Music Education in Scotland: Our Response

Head of Scotland Angus Nelson writes on the current state of music education in Scotland, highlighted in the newly published What’s Going on Now? research report:

What’s Going on Now? is a major examination of music education in Scotland, commissioned by Creative Scotland and conducted by the Royal Conservatoire of Scotland (RCS), reporting to the Music Education Partnership Group. The RCS report has found stark inequalities in young people’s ability to access music, with a widening equity gap between the more affluent and those living in poverty – and with 70% of students needing to contribute to the cost of learning an instrument at school.

Given recent events, the report launch at Thorntree Primary School in Glasgow’s East End was particularly poignant. Earlier this year we saw Moray Council try to impose an 85% increase on musical instrument tuition fees in schools – and in Midlothian, the council tried to end tuition altogether. The latter saw a mass demonstration outside council chambers in Dalkeith by concerned parents, students and music teachers. The decision in Midlothian was averted but this won’t be the last we hear of this.

As a result of significantly reduced funding, local authorities and schools are struggling to make ends meet and having to make extremely tough choices. The report found significant variation in music instrument tuition across local authorities, suggesting that there is unmet demand for over 100,000 pupils. It also stated that while parents and carers know the value of music, it is often devalued as an integral part of a rounded learning experience, and treated as a secondary subject.

The report goes on to explicitly emphasise that the value children get from music far exceeds simply learning about music.
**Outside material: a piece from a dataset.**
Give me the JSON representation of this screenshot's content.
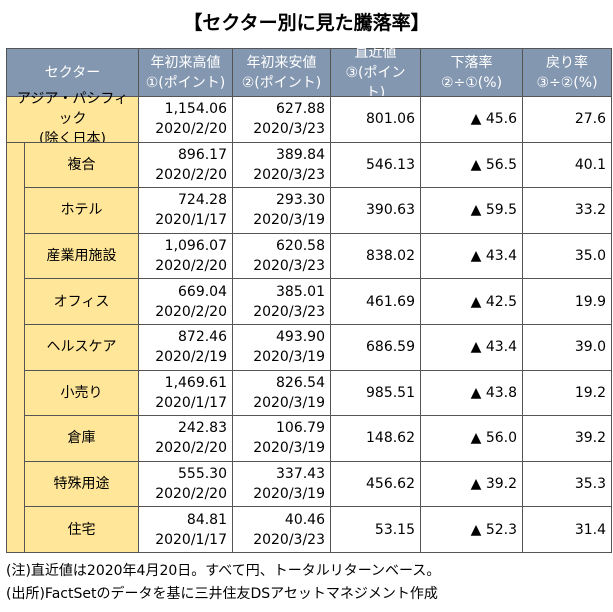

The social power of music is something we can all attest to and it can also be an important means of combatting social exclusion.
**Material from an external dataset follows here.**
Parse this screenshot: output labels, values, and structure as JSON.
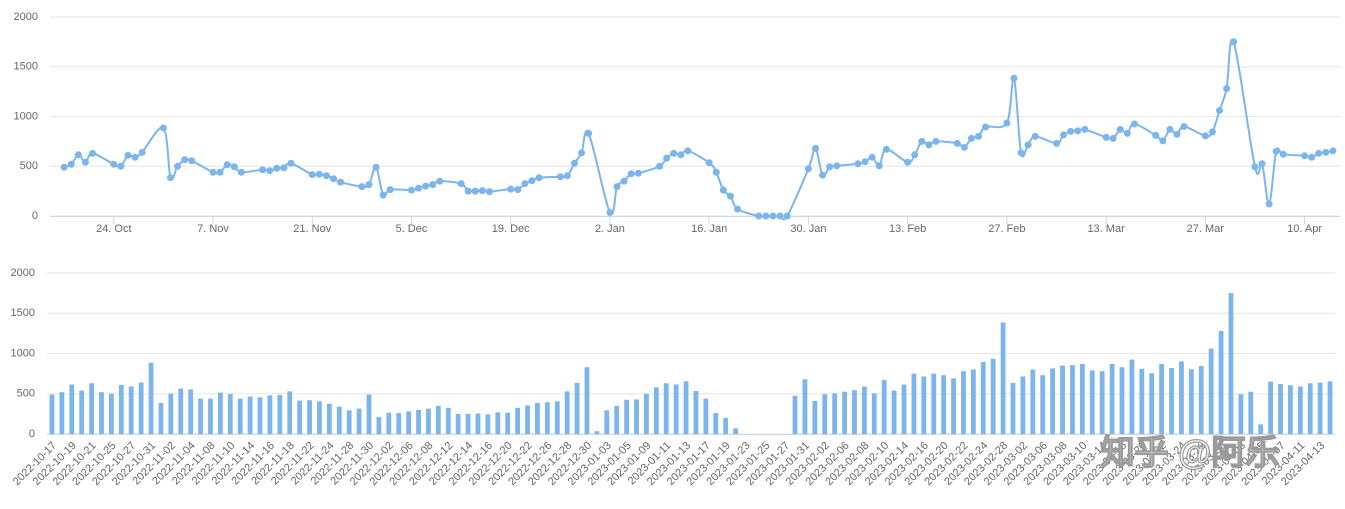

At Nordoff Robbins we train skilled musicians as therapists via our two-year Master of Music Therapy programme. Through music therapy we can have a life-changing effect for our beneficiaries – combatting isolation or overcoming limitations associated with illness, disability or trauma. Without access to a skilled and diverse workforce, the services we provide to pupils with special educational needs in mainstream and specialist schools would not be possible.

We at Nordoff Robbins welcome the report’s key recommendations. It is vitally important that we increase the profile of music, highlight the opportunities available as a result of studying music, and significantly reduce the inequality gap in children accessing music provision. Music making is part and parcel of the way all children learn about the world around them and develop new skills. By doing so we enrich the lives of children, families and broader communities.

Nordoff Robbins in Scotland would be more than happy to work with the Music Education Partnership Group at a local, regional, or national level to help implement all the recommendations proposed in the report – especially in engaging with the full range of young people. Our work brings us into contact with a broad range of organisations, people and institutions who will all advocate the importance of music in education.

Scottish musicians have a strong tradition of performing, writing and producing a diverse range of music and Scotland punches above it weight in terms of contribution to the UK music industry. As a country it is widely accepted that we have the potential to be a world leader in music education. It would be terrible to see this dissipate as a consequence of short-term planning and a lack of forward thinking.